On 08/01/2018 11:23 AM, Chris Friesen wrote:
On 08/01/2018 09:58 AM, Andrey Volkov wrote:
Hi,

It seems you need first to check what placement knows about resources of your cloud.
This can be done either with REST API [1] or with osc-placement [2].
For osc-placement you could use:

pip install osc-placement
openstack allocation candidate list --resource DISK_GB=20 --resource
MEMORY_MB=2048 --resource VCPU=1 --os-placement-api-version 1.10

And you can explore placement state with other commands like openstack resource provider list, resource provider inventory list, resource provider usage show.


Unfortunately this doesn't help figure out what the missing resources were *at the time of the failure*.

The fact that there is no real way to get the equivalent of the old detailed scheduler logs is a known shortcoming in placement, and will become more of a problem if/when we move more complicated things like CPU pinning, hugepages, and NUMA-awareness into placement.
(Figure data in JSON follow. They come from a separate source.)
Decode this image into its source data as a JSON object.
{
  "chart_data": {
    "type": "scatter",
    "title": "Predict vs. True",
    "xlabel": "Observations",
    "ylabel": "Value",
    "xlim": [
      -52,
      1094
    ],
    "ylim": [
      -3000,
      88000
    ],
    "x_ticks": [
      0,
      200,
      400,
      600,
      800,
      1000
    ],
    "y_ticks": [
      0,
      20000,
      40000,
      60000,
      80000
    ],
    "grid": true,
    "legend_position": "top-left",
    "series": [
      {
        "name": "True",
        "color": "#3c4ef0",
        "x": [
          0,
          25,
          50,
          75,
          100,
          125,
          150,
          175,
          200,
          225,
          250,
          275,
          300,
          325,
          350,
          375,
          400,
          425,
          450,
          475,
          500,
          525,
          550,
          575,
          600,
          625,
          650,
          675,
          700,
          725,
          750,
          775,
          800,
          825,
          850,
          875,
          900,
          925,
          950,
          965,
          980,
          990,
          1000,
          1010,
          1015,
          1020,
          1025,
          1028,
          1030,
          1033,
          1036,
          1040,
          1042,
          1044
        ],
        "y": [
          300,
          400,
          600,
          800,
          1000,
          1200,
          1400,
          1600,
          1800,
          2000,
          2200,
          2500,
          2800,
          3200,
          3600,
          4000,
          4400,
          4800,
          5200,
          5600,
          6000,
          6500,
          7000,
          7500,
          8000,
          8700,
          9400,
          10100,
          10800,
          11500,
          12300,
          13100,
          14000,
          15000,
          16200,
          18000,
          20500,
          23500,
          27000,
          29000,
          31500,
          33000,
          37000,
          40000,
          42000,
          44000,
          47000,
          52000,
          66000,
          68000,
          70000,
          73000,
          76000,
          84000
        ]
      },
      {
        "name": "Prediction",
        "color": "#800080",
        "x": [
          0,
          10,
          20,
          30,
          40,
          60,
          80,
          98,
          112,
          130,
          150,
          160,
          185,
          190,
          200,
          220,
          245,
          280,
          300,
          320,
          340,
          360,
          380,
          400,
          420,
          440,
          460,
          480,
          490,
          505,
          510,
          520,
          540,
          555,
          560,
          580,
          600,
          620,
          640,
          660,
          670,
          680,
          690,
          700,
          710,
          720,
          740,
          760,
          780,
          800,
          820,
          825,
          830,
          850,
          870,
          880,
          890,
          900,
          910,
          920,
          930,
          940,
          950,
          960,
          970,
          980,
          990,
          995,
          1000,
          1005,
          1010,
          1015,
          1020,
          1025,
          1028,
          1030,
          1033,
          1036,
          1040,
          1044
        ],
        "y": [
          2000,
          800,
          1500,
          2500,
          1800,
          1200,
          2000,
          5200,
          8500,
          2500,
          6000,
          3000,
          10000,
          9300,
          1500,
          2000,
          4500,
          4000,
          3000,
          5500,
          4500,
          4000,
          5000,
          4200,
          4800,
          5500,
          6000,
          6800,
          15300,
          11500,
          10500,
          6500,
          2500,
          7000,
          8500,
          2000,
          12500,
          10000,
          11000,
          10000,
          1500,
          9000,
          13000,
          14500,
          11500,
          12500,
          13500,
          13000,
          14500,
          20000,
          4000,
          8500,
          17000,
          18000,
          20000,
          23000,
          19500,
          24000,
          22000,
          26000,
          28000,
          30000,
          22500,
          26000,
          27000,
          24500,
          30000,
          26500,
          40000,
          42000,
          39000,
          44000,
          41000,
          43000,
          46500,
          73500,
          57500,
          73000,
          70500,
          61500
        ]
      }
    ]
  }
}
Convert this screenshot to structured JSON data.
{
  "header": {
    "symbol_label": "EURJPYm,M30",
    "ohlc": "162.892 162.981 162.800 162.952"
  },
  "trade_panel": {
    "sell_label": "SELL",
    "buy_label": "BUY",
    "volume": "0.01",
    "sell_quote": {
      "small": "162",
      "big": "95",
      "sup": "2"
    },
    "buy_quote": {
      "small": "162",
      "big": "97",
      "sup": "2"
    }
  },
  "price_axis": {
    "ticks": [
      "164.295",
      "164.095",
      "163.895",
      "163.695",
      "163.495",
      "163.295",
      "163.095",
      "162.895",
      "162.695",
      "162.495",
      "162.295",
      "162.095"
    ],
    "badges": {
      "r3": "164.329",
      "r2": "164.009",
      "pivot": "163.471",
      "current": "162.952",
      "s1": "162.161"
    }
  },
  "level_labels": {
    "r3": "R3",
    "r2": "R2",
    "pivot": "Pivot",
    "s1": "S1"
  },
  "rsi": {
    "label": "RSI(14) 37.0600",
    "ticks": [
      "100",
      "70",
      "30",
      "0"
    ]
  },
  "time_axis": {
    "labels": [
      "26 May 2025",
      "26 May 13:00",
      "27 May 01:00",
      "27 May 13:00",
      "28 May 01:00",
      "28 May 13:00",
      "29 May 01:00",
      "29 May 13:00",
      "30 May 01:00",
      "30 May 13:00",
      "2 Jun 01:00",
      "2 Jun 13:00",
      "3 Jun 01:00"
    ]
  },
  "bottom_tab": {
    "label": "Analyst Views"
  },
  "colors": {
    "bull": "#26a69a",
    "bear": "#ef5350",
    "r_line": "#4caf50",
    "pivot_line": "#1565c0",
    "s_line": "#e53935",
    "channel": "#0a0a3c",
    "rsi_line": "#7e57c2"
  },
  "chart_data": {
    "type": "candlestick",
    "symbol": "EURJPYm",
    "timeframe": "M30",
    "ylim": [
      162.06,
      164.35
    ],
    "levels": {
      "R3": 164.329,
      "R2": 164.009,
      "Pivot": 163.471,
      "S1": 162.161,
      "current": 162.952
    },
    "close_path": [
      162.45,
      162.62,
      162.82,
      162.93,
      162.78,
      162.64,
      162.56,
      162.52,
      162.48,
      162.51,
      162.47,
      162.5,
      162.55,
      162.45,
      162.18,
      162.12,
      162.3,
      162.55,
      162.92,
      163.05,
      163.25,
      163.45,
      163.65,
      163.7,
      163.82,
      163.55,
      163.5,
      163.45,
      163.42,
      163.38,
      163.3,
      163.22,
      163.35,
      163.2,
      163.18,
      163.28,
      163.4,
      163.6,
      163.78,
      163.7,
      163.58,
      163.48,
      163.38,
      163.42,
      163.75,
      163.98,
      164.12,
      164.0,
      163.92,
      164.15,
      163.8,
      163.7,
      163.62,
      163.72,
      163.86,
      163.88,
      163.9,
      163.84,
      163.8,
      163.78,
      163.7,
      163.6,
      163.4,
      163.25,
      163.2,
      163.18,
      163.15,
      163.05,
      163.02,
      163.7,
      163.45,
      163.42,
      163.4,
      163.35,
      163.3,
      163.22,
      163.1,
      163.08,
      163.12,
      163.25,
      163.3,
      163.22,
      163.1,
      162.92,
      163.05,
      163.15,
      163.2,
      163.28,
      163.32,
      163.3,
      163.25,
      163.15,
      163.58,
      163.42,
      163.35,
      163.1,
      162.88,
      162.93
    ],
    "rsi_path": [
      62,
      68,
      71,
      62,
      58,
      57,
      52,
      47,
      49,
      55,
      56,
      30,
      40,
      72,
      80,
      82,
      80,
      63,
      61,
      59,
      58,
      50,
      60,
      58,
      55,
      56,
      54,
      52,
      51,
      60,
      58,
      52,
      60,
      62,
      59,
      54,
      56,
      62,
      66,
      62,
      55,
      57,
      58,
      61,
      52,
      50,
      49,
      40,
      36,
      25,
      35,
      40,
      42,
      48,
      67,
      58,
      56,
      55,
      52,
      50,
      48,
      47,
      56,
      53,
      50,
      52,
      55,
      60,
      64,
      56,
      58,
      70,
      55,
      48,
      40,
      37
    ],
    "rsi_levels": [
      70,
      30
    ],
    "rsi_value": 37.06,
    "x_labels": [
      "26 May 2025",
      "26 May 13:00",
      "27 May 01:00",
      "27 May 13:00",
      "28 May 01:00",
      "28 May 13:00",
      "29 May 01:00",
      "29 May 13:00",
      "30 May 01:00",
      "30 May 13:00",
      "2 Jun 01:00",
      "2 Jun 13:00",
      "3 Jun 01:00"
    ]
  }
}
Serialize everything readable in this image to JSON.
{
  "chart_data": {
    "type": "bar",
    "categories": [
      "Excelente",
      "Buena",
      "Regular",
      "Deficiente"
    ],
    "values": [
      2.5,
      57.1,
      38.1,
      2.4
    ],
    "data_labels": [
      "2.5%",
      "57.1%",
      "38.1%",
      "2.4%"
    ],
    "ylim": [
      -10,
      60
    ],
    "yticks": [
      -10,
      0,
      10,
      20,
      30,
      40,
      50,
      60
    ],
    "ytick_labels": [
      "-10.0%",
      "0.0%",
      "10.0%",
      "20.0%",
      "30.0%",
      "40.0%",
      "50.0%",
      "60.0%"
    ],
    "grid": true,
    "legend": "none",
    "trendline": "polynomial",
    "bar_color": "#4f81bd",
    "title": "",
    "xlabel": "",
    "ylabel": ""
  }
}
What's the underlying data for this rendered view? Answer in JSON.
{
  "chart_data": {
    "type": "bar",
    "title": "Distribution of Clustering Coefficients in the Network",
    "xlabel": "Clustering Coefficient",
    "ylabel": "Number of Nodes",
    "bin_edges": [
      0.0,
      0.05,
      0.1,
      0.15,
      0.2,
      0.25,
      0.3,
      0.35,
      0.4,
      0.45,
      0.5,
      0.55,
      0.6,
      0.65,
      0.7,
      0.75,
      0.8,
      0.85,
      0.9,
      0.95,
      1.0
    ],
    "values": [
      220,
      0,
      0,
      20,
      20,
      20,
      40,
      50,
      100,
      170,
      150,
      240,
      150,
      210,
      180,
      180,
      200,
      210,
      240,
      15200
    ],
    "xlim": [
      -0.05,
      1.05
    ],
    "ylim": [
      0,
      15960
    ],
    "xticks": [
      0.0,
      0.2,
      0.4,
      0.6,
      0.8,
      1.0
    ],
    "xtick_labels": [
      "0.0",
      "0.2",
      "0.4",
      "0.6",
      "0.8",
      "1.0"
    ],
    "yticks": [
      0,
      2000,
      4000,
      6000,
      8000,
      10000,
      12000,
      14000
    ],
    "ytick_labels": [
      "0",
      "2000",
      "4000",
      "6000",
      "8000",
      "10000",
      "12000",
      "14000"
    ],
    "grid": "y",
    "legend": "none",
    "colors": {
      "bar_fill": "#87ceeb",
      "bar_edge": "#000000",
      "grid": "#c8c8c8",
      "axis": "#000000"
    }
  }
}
The problem is that getting useful logs out of placement would require significant development work.

Yeah, in my case I only had one compute node so it was obvious what the problem was, but if I had a scheduling failure on a busy cloud with hundreds of nodes I don't see how you would ever track it down. Maybe we need to have a discussion with operators about how often they do post-mortem debugging of this sort of thing?